A few weeks ago, Caesars Entertainment placed its largest operating unit, the bankrupt Caesars Entertainment Operating Company (COE), up for sale. So far, no one is rushing to buy it, even though the package of assets up for sale consists of 38 casino properties—including the famous Caesars Palace in Las Vegas.
However, Reuters reported last week that buyers are staying away not because of what is included in the package for sale, but what is not included—ownership and control of the highly regarded Total Rewards national loyalty program and its database of 45 million gamblers.

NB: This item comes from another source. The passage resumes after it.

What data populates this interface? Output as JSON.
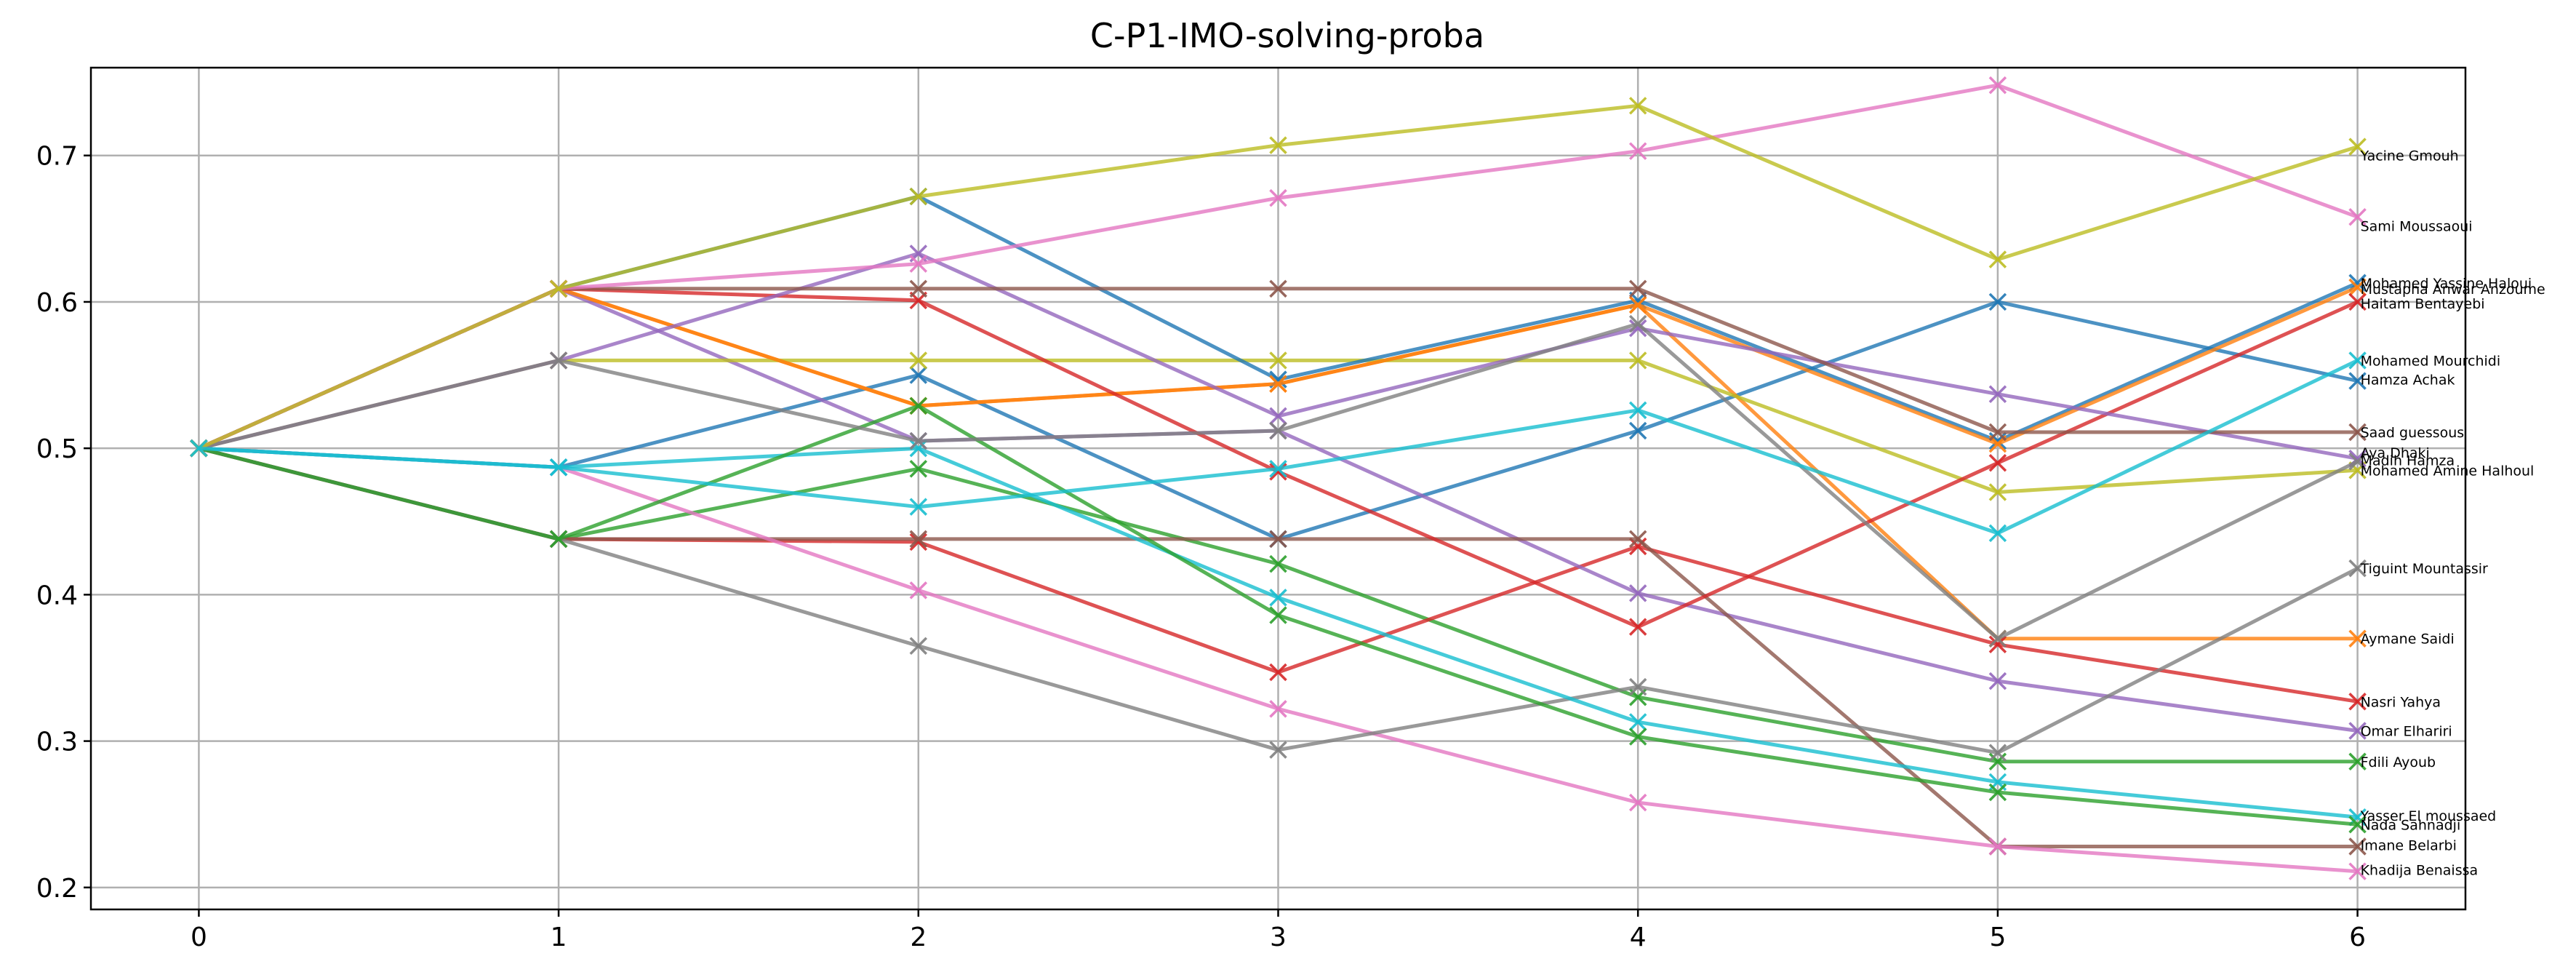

“It’s difficult to imagine a third party coming along and bidding for the assets without Total Rewards,” Fitch Ratings analyst Alex Bumazhny told Reuters. “And the fact that the company is still in a complex, litigious bankruptcy could complicate matters.”
The bankruptcy process is mired in litigation from junior-level creditors as CEOC continues to negotiate with bondholders to gain acceptance of a restructuring plan that would shave $10 billion off the unit’s $18 billion in debt.
The proposed sale has reportedly angered junior-level creditors, whose support is vital to Caesars’ restructuring plan being approved by U.S. Bankruptcy Judge A. Benjamin Goldgar. The judge recently granted CEOC a four-month extension to the deadline for submitting its final restructuring plan. Caesars has until March 15 to convince enough creditors to support the plan.